Lawrence hires transit administrator

A transportation planner from southern Louisiana will become the next leader responsible for figuring out how to increase ridership on Lawrence’s public transit system.

Cliff Galante, a senior transit planner in Mandeville, La., has accepted an offer to become Lawrence’s next public transit administrator, who oversees operations of the T bus system.

“I’m very impressed with the work that has already been done here,” Galante said. “I’m excited about the opportunity. I know that figuring out how to grow the system will be a major part of the job. I’m looking forward to that.”

Galante will start work July 1.

The job became available after Karin Rexroad, the city’s first public transit administrator, left the position in late February to accept a private sector job in Wichita.

City Manager Mike Wildgen said Galante would be a good fit for the T, which began operating in 2001, because he had been involved with a public transit system in Newton, Mass., when it was still in its infancy.

Wildgen said Galante also was extremely familiar with Federal Transit Authority regulations because he previously had been employed by a private company that conducted regulatory audits for the FTA.

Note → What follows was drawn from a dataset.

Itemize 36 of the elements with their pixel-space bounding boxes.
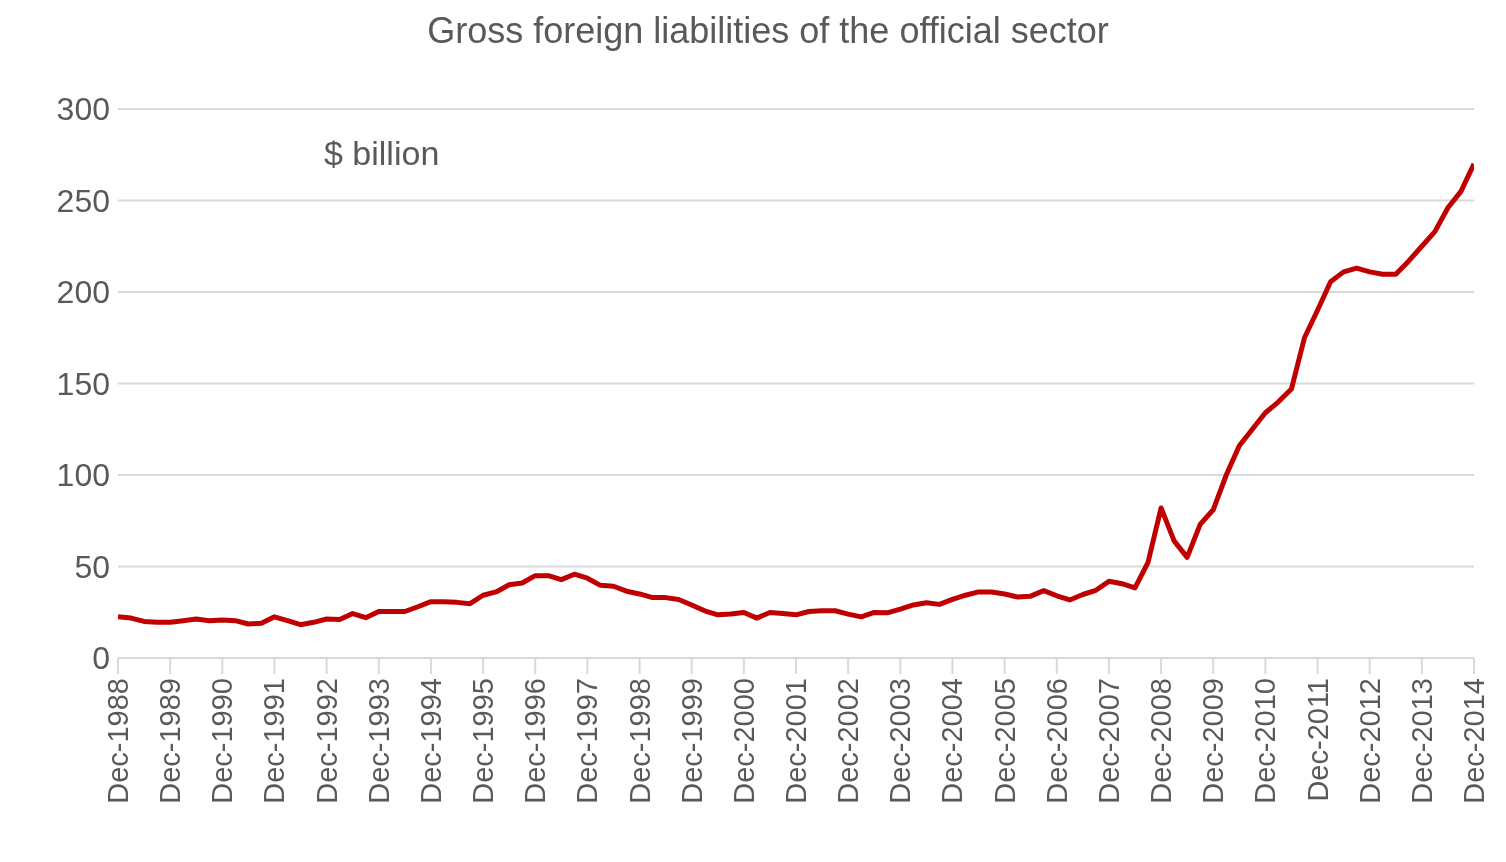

In his current job, Galante primarily does public transit planning for the Mandeville area, which has about 215,000 people.

“Planning is really what we need from that position,” Wildgen said. “We don’t need someone to assign the routes to the drivers. That is what our transit provider does. We need someone who can do the long-range planning for the system.”

Wildgen said Galante had been told that increasing ridership on the T, which in April had about 1,200 riders per day, was a priority.

“Part of it is to find riders and to look at the ridership itself,” Wildgen said. “We want to do everything we can to make the T part of the internal transportation system. We want to get people to think ‘instead of taking the car, let’s take the bus.'”

Galante will be paid an annual salary of $75,000. In addition to overseeing the T, he’ll also oversee the city’s paratransit system for people with disabilities.

City officials advertised nationally for the position and received 47 applications.